Lamezia Terme – Trentamila euro alle associazioni di promozione sociale (APS) che operano nel settore arredo urbano e verde pubblico. Delle 10 associazioni, inserite in elenco, sette hanno manifestato interesse a partecipare ad interventi di cura e valorizzazione del verde-decoro urbano, si tratta di Lamezia Verde, Unpli Calabria, Golfo di Sant'Eufemia, Via Degli Ulivi di Franco Costabile, A.s.d.
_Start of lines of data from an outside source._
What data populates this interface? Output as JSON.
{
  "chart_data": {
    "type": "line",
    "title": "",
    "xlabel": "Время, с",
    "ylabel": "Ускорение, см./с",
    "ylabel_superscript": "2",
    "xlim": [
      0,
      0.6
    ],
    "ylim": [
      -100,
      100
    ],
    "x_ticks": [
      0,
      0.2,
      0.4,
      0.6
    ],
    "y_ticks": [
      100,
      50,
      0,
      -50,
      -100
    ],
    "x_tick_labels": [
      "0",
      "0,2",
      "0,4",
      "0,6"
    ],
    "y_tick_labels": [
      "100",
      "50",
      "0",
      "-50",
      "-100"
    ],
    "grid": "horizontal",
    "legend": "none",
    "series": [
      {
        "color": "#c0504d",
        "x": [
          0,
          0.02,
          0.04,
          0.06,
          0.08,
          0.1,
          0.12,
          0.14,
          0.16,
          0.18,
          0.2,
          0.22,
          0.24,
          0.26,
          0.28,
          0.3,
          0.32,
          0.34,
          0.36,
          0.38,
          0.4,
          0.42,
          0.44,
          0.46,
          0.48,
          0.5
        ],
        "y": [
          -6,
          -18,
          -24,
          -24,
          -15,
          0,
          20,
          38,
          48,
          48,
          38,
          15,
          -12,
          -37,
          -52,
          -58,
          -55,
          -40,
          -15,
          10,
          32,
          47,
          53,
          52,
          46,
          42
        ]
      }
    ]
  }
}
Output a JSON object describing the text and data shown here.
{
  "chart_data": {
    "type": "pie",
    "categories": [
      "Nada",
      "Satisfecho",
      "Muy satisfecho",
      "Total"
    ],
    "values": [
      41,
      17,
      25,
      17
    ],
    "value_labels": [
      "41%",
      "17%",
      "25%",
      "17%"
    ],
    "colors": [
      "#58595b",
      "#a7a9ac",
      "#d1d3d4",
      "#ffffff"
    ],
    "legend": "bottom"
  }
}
Dragongoal Calabria, Comitato Città 2000, Prociv Arci Malgrado Tutto.
L’Amministrazione comunale ritiene che per “migliorare la qualità della manutenzione del verde pubblico e dell'arredo urbano, occorre allargare ad un maggior numero di soggetti associativi la partecipazione con interventi specifici utilizzando loro soci che svolgono tali attività, per interventi a richiesta del Servizio Verde; occorrono interventi di nuovo allestimento verde di aiuole in zone centrali, e di manutenzione e/o inserimento di nuovi impianti di irrigazione; occorre intervenire in certi periodi dell'anno anche contemporaneamente in più zone od in più di una delle 15 frazioni collinari e periferiche esistenti in quanto le stesse risultano in parte scoperte; occorre proseguire, riconoscendo il valore sociale e la funzione di attività del volontariato come espressione di partecipazione, solidarietà e pluralismo, le positive esperienze già sperimentate con alcune delle associazioni attualmente iscritte all'Albo”.
Pertanto, è stato stabilito di stanziare in maniera preventiva 30 mila euro, “comprensiva di IVA al 22%, che trova la copertura finanziaria per € 23.000,00 sul P.C. -A.C. 1.03.02.15.999 capitolo 1806/1 del bilancio 2016 e per € 7.000,00 sul P.C. - A.C. 1.03.02.15.999 capitolo 1623 del bilancio 2016 e che la stessa rientra nel programma dei pagamenti dell'Ente ed è compatibile con gli stanziamenti di cassa ed i vincoli di finanza pubblica”. Sono stati impegnati, inoltre, anche 2mila euro, per società in house Lamezia Multiservizi, “per mettere a disposizione un numero congruo di cassoni per raccolta e smaltimento sfalci verde”. Il rimborso per ogni associazione sarà definito dalle fatture presentate da ciascuna APS e rendicontate, e “che – si legge ancora nella determina - in ogni caso l'importo massimo concedibile è dato dalla quantificazione delle prestazioni autorizzate ed effettuate per le lavorazioni definite nel foglio di patti e condizioni; di stabilire in € 30.000,00 comprensivo di IVA al 22%, l'importo del rimborso spese massimo come somma dei singoli rimborsi alle sette APS”.